Improved geometric shape extraction from 2D and 3D data

 

The ability to produce architectural models from edge and range data is of fundamental importance to describe the data in a compact form. While the problem of model fitting has been successful addressed, the problem of a high accuracy and stability of the fitting is still an open problem. It is obvious that the quality of the fitting results has a substantive impact on the quality of reverse engineering where we work with a constrained reconstruction of 3D geometric shapes. Thus it is important to get good fits to the data.

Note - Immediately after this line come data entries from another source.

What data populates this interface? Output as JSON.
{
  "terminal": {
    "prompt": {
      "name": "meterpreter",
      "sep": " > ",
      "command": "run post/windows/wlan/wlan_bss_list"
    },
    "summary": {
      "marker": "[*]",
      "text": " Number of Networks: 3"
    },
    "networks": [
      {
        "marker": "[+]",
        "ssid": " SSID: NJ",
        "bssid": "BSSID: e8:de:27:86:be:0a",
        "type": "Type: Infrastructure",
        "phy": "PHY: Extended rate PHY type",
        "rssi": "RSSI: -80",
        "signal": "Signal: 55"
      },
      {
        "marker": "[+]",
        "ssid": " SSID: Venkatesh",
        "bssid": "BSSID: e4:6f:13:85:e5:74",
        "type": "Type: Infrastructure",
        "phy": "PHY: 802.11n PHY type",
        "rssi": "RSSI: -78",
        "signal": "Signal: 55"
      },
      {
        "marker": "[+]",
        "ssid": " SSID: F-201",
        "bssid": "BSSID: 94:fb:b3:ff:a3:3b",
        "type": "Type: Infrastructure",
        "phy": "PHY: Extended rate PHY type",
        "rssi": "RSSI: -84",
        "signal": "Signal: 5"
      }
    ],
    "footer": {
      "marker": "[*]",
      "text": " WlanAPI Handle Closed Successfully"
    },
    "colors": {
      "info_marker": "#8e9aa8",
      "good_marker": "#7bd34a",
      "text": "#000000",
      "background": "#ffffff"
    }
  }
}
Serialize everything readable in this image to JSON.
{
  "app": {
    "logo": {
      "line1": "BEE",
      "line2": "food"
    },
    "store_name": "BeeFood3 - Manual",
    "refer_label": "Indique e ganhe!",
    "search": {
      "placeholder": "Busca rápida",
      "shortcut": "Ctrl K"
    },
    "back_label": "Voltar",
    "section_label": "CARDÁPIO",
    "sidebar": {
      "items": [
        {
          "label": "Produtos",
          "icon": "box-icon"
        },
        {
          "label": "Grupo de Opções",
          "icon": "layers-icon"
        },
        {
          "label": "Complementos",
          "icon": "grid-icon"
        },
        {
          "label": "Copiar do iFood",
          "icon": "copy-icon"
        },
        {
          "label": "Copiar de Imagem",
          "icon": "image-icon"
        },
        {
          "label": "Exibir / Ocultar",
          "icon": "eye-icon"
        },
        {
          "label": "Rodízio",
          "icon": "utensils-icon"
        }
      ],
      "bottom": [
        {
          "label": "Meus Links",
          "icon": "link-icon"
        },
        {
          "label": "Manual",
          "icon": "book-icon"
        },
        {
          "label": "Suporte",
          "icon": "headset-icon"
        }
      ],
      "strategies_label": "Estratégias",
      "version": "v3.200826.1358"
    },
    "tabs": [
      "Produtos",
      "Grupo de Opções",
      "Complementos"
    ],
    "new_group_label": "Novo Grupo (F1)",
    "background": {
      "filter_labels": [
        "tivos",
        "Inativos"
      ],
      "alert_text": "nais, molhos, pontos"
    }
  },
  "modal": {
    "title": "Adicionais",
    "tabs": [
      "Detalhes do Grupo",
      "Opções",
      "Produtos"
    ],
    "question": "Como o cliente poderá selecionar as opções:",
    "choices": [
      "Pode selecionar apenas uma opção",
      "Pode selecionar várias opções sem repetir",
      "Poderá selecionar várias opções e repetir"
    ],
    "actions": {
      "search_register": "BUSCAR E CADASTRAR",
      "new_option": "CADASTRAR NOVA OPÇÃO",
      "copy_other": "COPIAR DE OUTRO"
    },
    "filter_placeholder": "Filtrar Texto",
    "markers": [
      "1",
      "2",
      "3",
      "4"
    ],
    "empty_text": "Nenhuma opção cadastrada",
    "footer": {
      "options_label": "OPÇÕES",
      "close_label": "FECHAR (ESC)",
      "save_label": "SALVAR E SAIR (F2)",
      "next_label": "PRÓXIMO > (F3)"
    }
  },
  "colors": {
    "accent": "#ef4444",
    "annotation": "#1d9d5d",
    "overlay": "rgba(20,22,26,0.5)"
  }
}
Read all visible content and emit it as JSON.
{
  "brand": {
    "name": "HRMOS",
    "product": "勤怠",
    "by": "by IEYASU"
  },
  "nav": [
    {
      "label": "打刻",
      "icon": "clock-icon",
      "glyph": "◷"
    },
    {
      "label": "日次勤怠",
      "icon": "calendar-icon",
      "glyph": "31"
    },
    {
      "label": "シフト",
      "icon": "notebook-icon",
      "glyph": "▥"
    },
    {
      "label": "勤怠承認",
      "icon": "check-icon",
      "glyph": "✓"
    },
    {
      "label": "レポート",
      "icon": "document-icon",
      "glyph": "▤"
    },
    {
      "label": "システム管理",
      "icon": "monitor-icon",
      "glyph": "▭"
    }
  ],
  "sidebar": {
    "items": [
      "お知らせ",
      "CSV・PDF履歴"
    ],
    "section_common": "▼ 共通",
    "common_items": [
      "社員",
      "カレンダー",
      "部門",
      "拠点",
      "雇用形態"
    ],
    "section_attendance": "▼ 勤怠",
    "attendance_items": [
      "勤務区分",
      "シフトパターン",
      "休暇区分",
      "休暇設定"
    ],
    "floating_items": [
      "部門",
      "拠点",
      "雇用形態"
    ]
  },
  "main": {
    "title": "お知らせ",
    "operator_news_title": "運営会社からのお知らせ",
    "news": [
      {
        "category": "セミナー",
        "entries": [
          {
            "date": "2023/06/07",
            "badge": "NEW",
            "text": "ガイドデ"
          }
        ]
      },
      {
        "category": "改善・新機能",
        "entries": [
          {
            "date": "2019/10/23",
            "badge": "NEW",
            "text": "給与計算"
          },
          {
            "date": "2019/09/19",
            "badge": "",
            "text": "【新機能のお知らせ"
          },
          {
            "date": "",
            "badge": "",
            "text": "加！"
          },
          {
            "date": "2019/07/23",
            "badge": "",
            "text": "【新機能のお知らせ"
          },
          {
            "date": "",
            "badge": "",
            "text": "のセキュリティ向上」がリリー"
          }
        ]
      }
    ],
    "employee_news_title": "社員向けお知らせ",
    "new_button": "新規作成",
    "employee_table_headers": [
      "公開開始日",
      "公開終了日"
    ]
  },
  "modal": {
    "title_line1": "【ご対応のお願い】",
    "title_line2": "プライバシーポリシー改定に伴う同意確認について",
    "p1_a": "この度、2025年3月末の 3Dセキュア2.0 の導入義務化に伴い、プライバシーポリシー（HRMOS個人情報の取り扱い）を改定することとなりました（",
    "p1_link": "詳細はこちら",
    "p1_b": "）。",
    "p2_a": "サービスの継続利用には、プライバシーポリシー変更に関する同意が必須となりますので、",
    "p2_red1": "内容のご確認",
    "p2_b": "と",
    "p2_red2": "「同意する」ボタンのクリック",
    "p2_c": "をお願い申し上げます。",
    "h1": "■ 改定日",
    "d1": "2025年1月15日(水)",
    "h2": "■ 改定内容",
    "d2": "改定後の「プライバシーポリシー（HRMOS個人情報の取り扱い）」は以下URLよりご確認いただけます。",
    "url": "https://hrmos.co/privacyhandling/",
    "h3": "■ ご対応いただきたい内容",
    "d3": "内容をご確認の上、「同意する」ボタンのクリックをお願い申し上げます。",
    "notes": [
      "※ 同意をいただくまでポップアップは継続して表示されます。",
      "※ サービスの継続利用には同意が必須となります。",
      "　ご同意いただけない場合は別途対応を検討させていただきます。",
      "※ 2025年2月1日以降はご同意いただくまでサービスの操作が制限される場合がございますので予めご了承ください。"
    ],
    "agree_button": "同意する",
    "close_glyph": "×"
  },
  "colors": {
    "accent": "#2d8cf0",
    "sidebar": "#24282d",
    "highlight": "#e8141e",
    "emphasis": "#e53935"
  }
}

We revisited the Euclidean Fitting of curves and surface to 3D data to investigate if it is worth considering Euclidean Fitting again. We can summarize that robustness and accuracy increases sufficiently compared to other often used methods and Euclidean Fitting is more stable with increased noise. The main disadvantage of the Euclidean Fitting, computational cost, has become less important due to rising computing speed and is becoming an insignificant deterrent to usage, especially if high accuracy is required. We improved the known fitting methods by an (iterative) estimation of the real Euclidean distances and compared the performance of our method with several methods proposed in the literature. We can conclude that the Euclidean fitting guarantees a better accuracy with acceptable computational cost.

P. Faber, R. B. Fisher "Euclidean Fitting Revisited", Proc. 4th Int. Workshop on Visual Form, 28-30 May 2001, Capri, Italy.